Thank you for the detailed response. I have updated my vote to accept.

作者回复

We sincerely appreciate the reviewers and ACs for their thorough and valuable comments on our manuscript and their recognition of our work. We aim to address the shared concerns raised by the reviewers and provide a unified response below. Additionally, we have offered detailed replies to the specific questions posed by each reviewer within separate rebuttal windows.

Limited performance improvement and whether further reducing the parameter count is practical given that other PEFT methods already have sufficiently small parameter sizes. Re: Our primary contribution lies not merely in improving fine-tuning performance or reducing parameter count, but in offering new insights into popular low-rank-based pre-trained model adaptation strategies. Our goal is to address the inherent limitations of low-rank adaptation strategies, such as LoRA and Adapter, which rely on fixed-rank adaptation matrices with predefined bottleneck dimensions. To overcome this, we have utilized the concept of Householder transformations to develop an adaptable matrix with adjustable rank. This approach requires only three one-dimensional vectors to efficiently construct the adaptation matrix, providing greater flexibility in matrix design and achieving a better balance between parameter size and adaptability.

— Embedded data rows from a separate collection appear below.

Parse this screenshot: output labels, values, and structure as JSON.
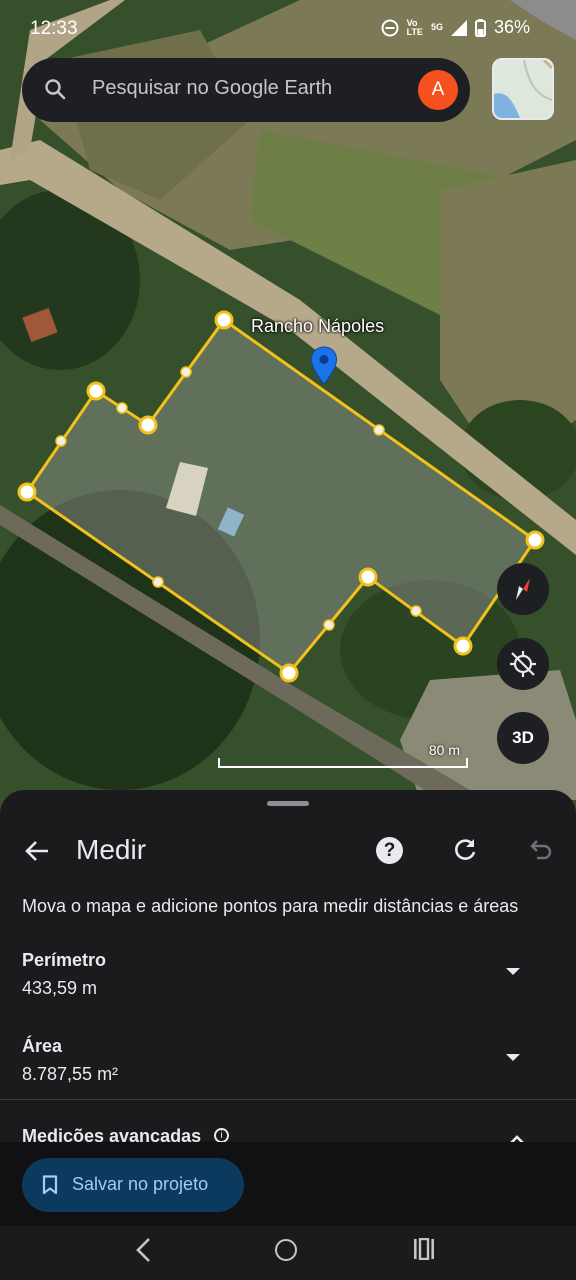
{
  "status": {
    "time": "12:33",
    "network_top": "Vo",
    "network_mid": "LTE",
    "network_type": "5G",
    "battery": "36%"
  },
  "search": {
    "placeholder": "Pesquisar no Google Earth",
    "avatar_letter": "A"
  },
  "map": {
    "place_label": "Rancho Nápoles",
    "scale_label": "80 m",
    "view_mode_label": "3D"
  },
  "sheet": {
    "title": "Medir",
    "help_label": "?",
    "instruction": "Mova o mapa e adicione pontos para medir distâncias e áreas",
    "perimeter_label": "Perímetro",
    "perimeter_value": "433,59 m",
    "area_label": "Área",
    "area_value": "8.787,55 m²",
    "advanced_label": "Medições avançadas",
    "advanced_info": "i"
  },
  "save": {
    "label": "Salvar no projeto"
  },
  "colors": {
    "polygon_stroke": "#f2c21b",
    "save_button_bg": "#0b3a5e",
    "save_button_text": "#a8c7fa",
    "avatar_bg": "#f4511e",
    "pin": "#1a73e8"
  },
  "icons": {
    "search": "search-icon",
    "back": "arrow-left-icon",
    "help": "help-circle-icon",
    "reset": "refresh-icon",
    "undo": "undo-icon",
    "compass": "compass-icon",
    "locate": "location-off-icon",
    "bookmark": "bookmark-icon",
    "nav_back": "nav-back-icon",
    "nav_home": "nav-home-icon",
    "nav_recent": "nav-recent-icon"
  }
}
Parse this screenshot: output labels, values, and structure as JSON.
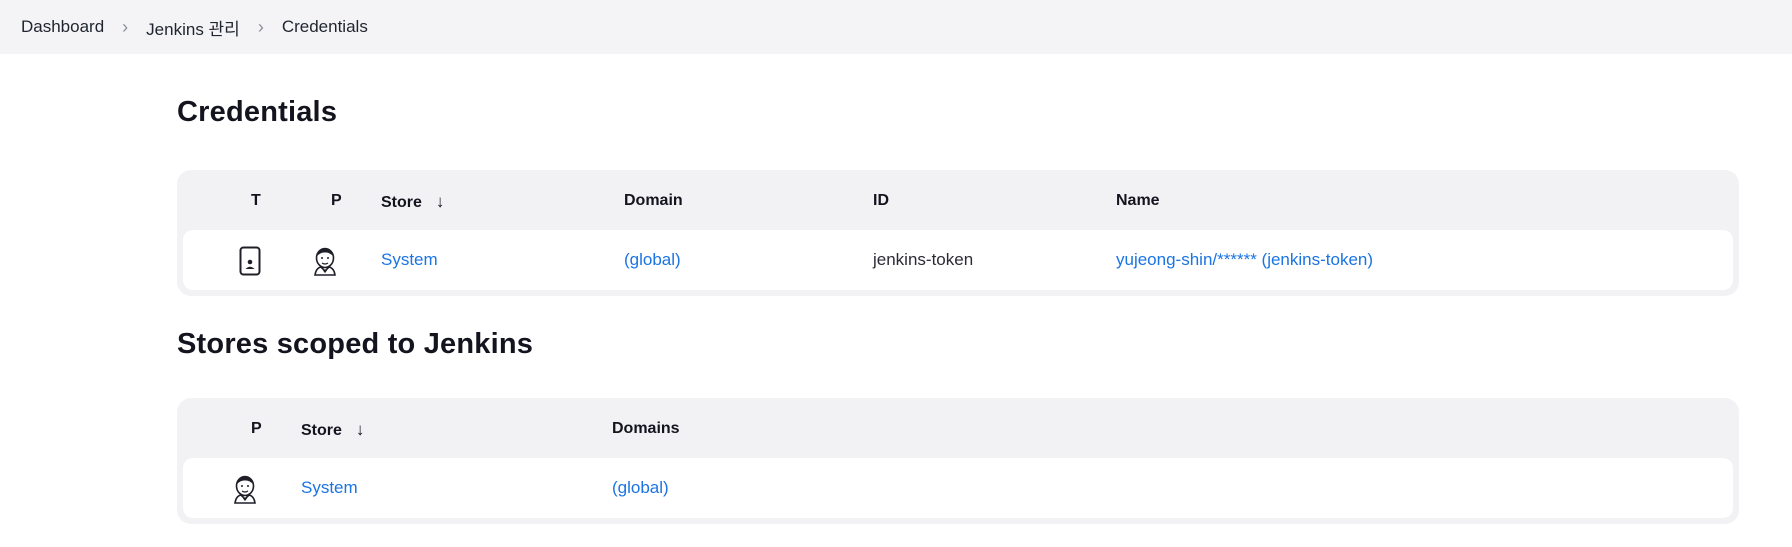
{
  "breadcrumb": {
    "items": [
      {
        "label": "Dashboard"
      },
      {
        "label": "Jenkins 관리"
      },
      {
        "label": "Credentials"
      }
    ]
  },
  "credentials_section": {
    "title": "Credentials",
    "headers": {
      "t": "T",
      "p": "P",
      "store": "Store",
      "domain": "Domain",
      "id": "ID",
      "name": "Name"
    },
    "sort_indicator": "↓",
    "rows": [
      {
        "type_icon": "mobile-credential-icon",
        "provider_icon": "jenkins-butler-icon",
        "store": "System",
        "domain": "(global)",
        "id": "jenkins-token",
        "name": "yujeong-shin/****** (jenkins-token)"
      }
    ]
  },
  "stores_section": {
    "title": "Stores scoped to Jenkins",
    "headers": {
      "p": "P",
      "store": "Store",
      "domains": "Domains"
    },
    "sort_indicator": "↓",
    "rows": [
      {
        "provider_icon": "jenkins-butler-icon",
        "store": "System",
        "domains": "(global)"
      }
    ]
  },
  "colors": {
    "link": "#1b74e4",
    "breadcrumb_bg": "#f4f4f6",
    "card_bg": "#f2f2f5"
  }
}
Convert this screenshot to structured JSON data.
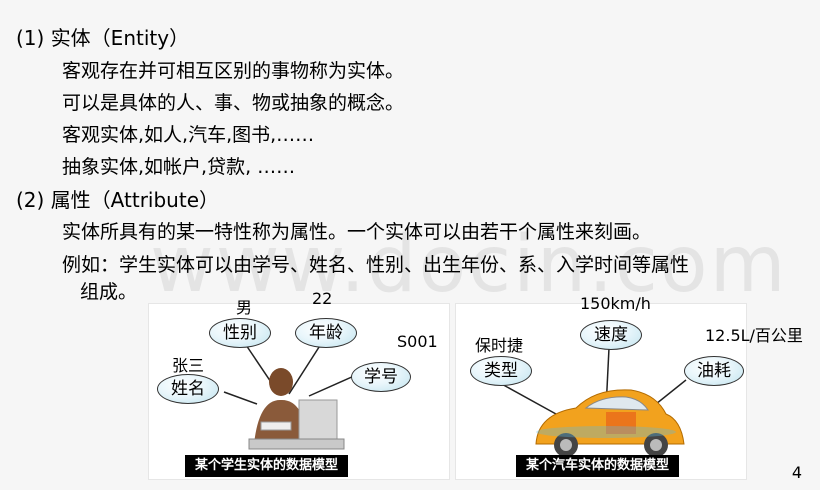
{
  "lines": {
    "l1": "(1) 实体（Entity）",
    "l2": "客观存在并可相互区别的事物称为实体。",
    "l3": "可以是具体的人、事、物或抽象的概念。",
    "l4": "客观实体,如人,汽车,图书,……",
    "l5": "抽象实体,如帐户,贷款, ……",
    "l6": "(2) 属性（Attribute）",
    "l7": "实体所具有的某一特性称为属性。一个实体可以由若干个属性来刻画。",
    "l8": "例如：学生实体可以由学号、姓名、性别、出生年份、系、入学时间等属性",
    "l9": "组成。"
  },
  "watermark": "www.docin.com",
  "student": {
    "values": {
      "gender": "男",
      "age": "22",
      "name": "张三",
      "id": "S001"
    },
    "attrs": {
      "gender": "性别",
      "age": "年龄",
      "name": "姓名",
      "id": "学号"
    },
    "caption": "某个学生实体的数据模型"
  },
  "car": {
    "values": {
      "speed": "150km/h",
      "type": "保时捷",
      "fuel": "12.5L/百公里"
    },
    "attrs": {
      "type": "类型",
      "speed": "速度",
      "fuel": "油耗"
    },
    "caption": "某个汽车实体的数据模型"
  },
  "page_number": "4"
}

Whether HTA is effective in downstream tasks, other modalities, and large language models. Re: We conducted validations across different domains, including common-sense reasoning, object detection, and semantic segmentation, using models like Llama, Swin Transformer, and ViTPose. The experimental results demonstrate that our method often achieves comparable or even superior performance with less data compared to LoRA, effectively positioning it as a superior alternative. This further validates the effectiveness and generalizability of our approach.

最终决定

The reviewers unanimously voted for acceptance. They appreciated the technical originality, clarity and extensive experiments that support the efficacy of the proposed approach. After carefully reading the reviews and the rebuttal, this meta-reviewer concurs with the reviewers' recommendations.